Because for the first time—things were making sense.
Not in the way they had been trying to force them to.
But in the way they had always been true.
The Impasse: Remo vs. Hermes
Remo exhaled sharply, pacing the room. "So what? What does this actually change?"
Hermes gave him a look. "It means we don't have time to waste."
"Maybe you don't," Remo shot back. "But I'm done chasing ghosts. We can't live in this puzzle forever. Lupa's been stuck in her own head for too long—she needs to be here, now."
Hermes narrowed his eyes. "She is here."
"No," Remo said, turning. "She's not. She's out there—running equations, solving shit no one asked her to solve. What happens when she gets too deep? When she doesn't come back?"
Lupa's voice was calm. "You think I'm going somewhere?"
"You already have," Remo muttered.
Silence.
Then—
Hermes sighed. "This is why I went for reinforcements."
Zerox, still processing, scoffed. "And you thought I was the answer?"
"You were convenient," Feast said smoothly.
Zerox turned to her. "You stole my shadow."
Feast smiled. "And yet, here you are."
Zerox: The Reluctant Piece of the Puzzle
Zerox had never been a believer.
Not in fate.

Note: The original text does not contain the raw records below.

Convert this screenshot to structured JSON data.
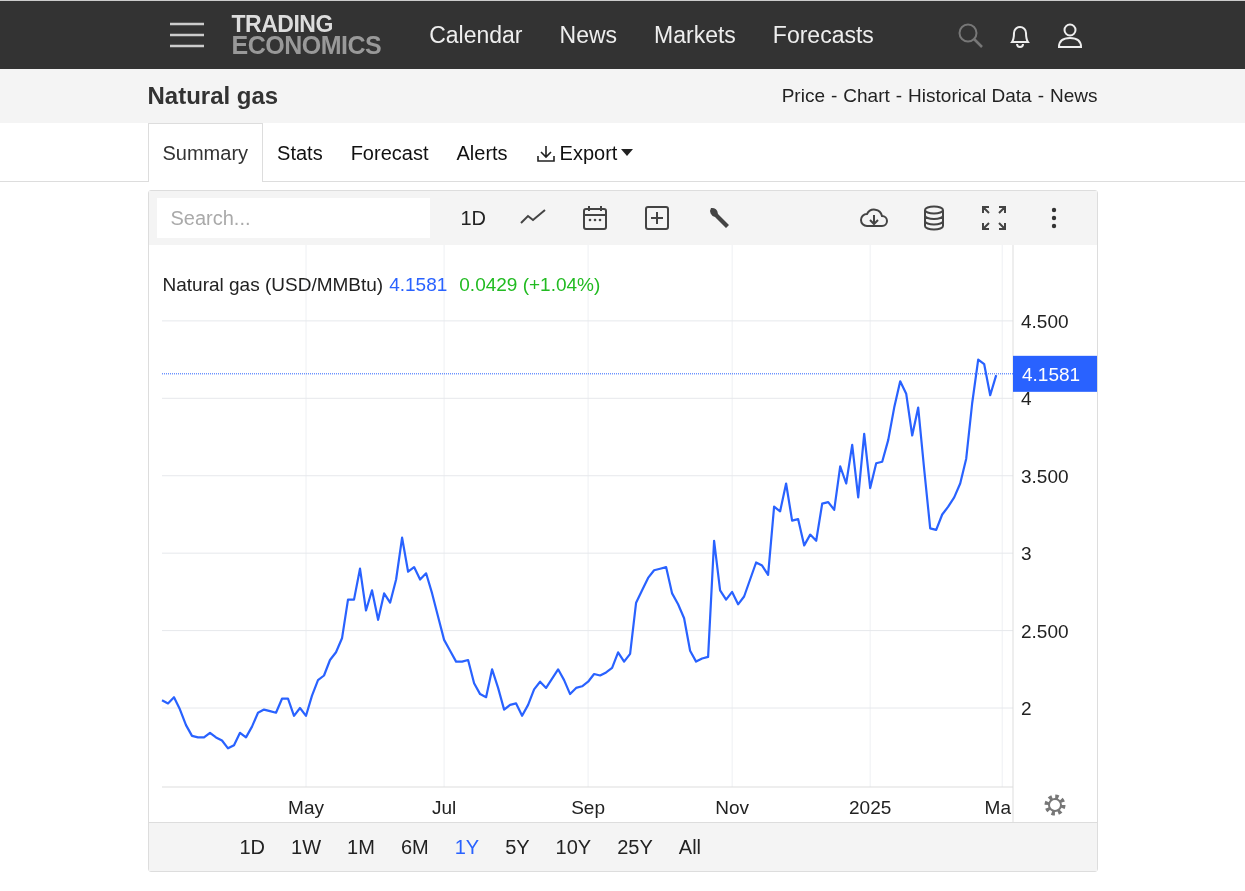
{
  "nav": {
    "logo": {
      "line1": "TRADING",
      "line2": "ECONOMICS"
    },
    "links": [
      "Calendar",
      "News",
      "Markets",
      "Forecasts"
    ]
  },
  "header": {
    "title": "Natural gas",
    "links": [
      "Price",
      "Chart",
      "Historical Data",
      "News"
    ],
    "separator": "-"
  },
  "tabs": [
    {
      "label": "Summary",
      "selected": true,
      "kind": "tab"
    },
    {
      "label": "Stats",
      "selected": false,
      "kind": "tab"
    },
    {
      "label": "Forecast",
      "selected": false,
      "kind": "tab"
    },
    {
      "label": "Alerts",
      "selected": false,
      "kind": "tab"
    },
    {
      "label": "Export",
      "selected": false,
      "kind": "dropdown"
    }
  ],
  "toolbar": {
    "search": {
      "placeholder": "Search..."
    },
    "interval": "1D"
  },
  "legend": {
    "name": "Natural gas (USD/MMBtu)",
    "price": "4.1581",
    "change": "0.0429 (+1.04%)"
  },
  "last_price": {
    "label": "4.1581"
  },
  "chart_data": {
    "type": "line",
    "grid": true,
    "ref_lines": [
      {
        "axis": "y",
        "value": 4.1581,
        "color": "#2962ff"
      }
    ],
    "ylim": [
      1.49,
      4.99
    ],
    "categories": [
      null,
      null,
      null,
      null,
      null,
      null,
      null,
      null,
      null,
      null,
      null,
      null,
      null,
      null,
      null,
      null,
      null,
      null,
      null,
      null,
      null,
      null,
      null,
      null,
      "May",
      null,
      null,
      null,
      null,
      null,
      null,
      null,
      null,
      null,
      null,
      null,
      null,
      null,
      null,
      null,
      null,
      null,
      null,
      null,
      null,
      null,
      null,
      "Jul",
      null,
      null,
      null,
      null,
      null,
      null,
      null,
      null,
      null,
      null,
      null,
      null,
      null,
      null,
      null,
      null,
      null,
      null,
      null,
      null,
      null,
      null,
      null,
      "Sep",
      null,
      null,
      null,
      null,
      null,
      null,
      null,
      null,
      null,
      null,
      null,
      null,
      null,
      null,
      null,
      null,
      null,
      null,
      null,
      null,
      null,
      null,
      null,
      "Nov",
      null,
      null,
      null,
      null,
      null,
      null,
      null,
      null,
      null,
      null,
      null,
      null,
      null,
      null,
      null,
      null,
      null,
      null,
      null,
      null,
      null,
      null,
      "2025",
      null,
      null,
      null,
      null,
      null,
      null,
      null,
      null,
      null,
      null,
      null,
      null,
      null,
      null,
      null,
      null,
      null,
      null,
      null,
      null,
      null,
      "Ma"
    ],
    "yticks": [
      {
        "value": 2,
        "label": "2"
      },
      {
        "value": 2.5,
        "label": "2.500"
      },
      {
        "value": 3,
        "label": "3"
      },
      {
        "value": 3.5,
        "label": "3.500"
      },
      {
        "value": 4,
        "label": "4"
      },
      {
        "value": 4.5,
        "label": "4.500"
      }
    ],
    "series": [
      {
        "color": "#2962ff",
        "values": [
          2.05,
          2.03,
          2.07,
          1.99,
          1.89,
          1.82,
          1.81,
          1.81,
          1.84,
          1.81,
          1.79,
          1.74,
          1.76,
          1.84,
          1.81,
          1.88,
          1.97,
          1.99,
          1.98,
          1.97,
          2.06,
          2.06,
          1.95,
          2.0,
          1.95,
          2.08,
          2.18,
          2.21,
          2.31,
          2.36,
          2.45,
          2.7,
          2.7,
          2.9,
          2.63,
          2.76,
          2.57,
          2.74,
          2.68,
          2.83,
          3.1,
          2.88,
          2.91,
          2.83,
          2.87,
          2.74,
          2.59,
          2.44,
          2.37,
          2.3,
          2.3,
          2.31,
          2.16,
          2.09,
          2.07,
          2.25,
          2.13,
          1.99,
          2.02,
          2.03,
          1.95,
          2.02,
          2.12,
          2.17,
          2.13,
          2.19,
          2.25,
          2.18,
          2.09,
          2.13,
          2.14,
          2.17,
          2.22,
          2.21,
          2.23,
          2.26,
          2.36,
          2.3,
          2.35,
          2.68,
          2.76,
          2.84,
          2.89,
          2.9,
          2.91,
          2.74,
          2.67,
          2.58,
          2.37,
          2.3,
          2.32,
          2.33,
          3.08,
          2.76,
          2.7,
          2.75,
          2.67,
          2.72,
          2.83,
          2.94,
          2.92,
          2.86,
          3.3,
          3.27,
          3.45,
          3.21,
          3.22,
          3.05,
          3.12,
          3.08,
          3.32,
          3.33,
          3.28,
          3.56,
          3.45,
          3.7,
          3.36,
          3.77,
          3.42,
          3.58,
          3.59,
          3.73,
          3.94,
          4.11,
          4.03,
          3.76,
          3.94,
          3.54,
          3.16,
          3.15,
          3.25,
          3.3,
          3.36,
          3.45,
          3.61,
          3.97,
          4.25,
          4.22,
          4.02,
          4.15,
          null
        ]
      }
    ]
  },
  "ranges": [
    {
      "label": "1D",
      "selected": false
    },
    {
      "label": "1W",
      "selected": false
    },
    {
      "label": "1M",
      "selected": false
    },
    {
      "label": "6M",
      "selected": false
    },
    {
      "label": "1Y",
      "selected": true
    },
    {
      "label": "5Y",
      "selected": false
    },
    {
      "label": "10Y",
      "selected": false
    },
    {
      "label": "25Y",
      "selected": false
    },
    {
      "label": "All",
      "selected": false
    }
  ]
}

Not in destiny.
Certainly not in any of this.
But there was something unsettlingly real about the way they looked at him.
Like he was supposed to be here.
Like he had been inevitable.
And that scared him more than anything else.
"So," he said slowly, "what happens now?"
Lupa tilted her head, eyes still locked on him.
"Now," she said, "we see what you're capable of."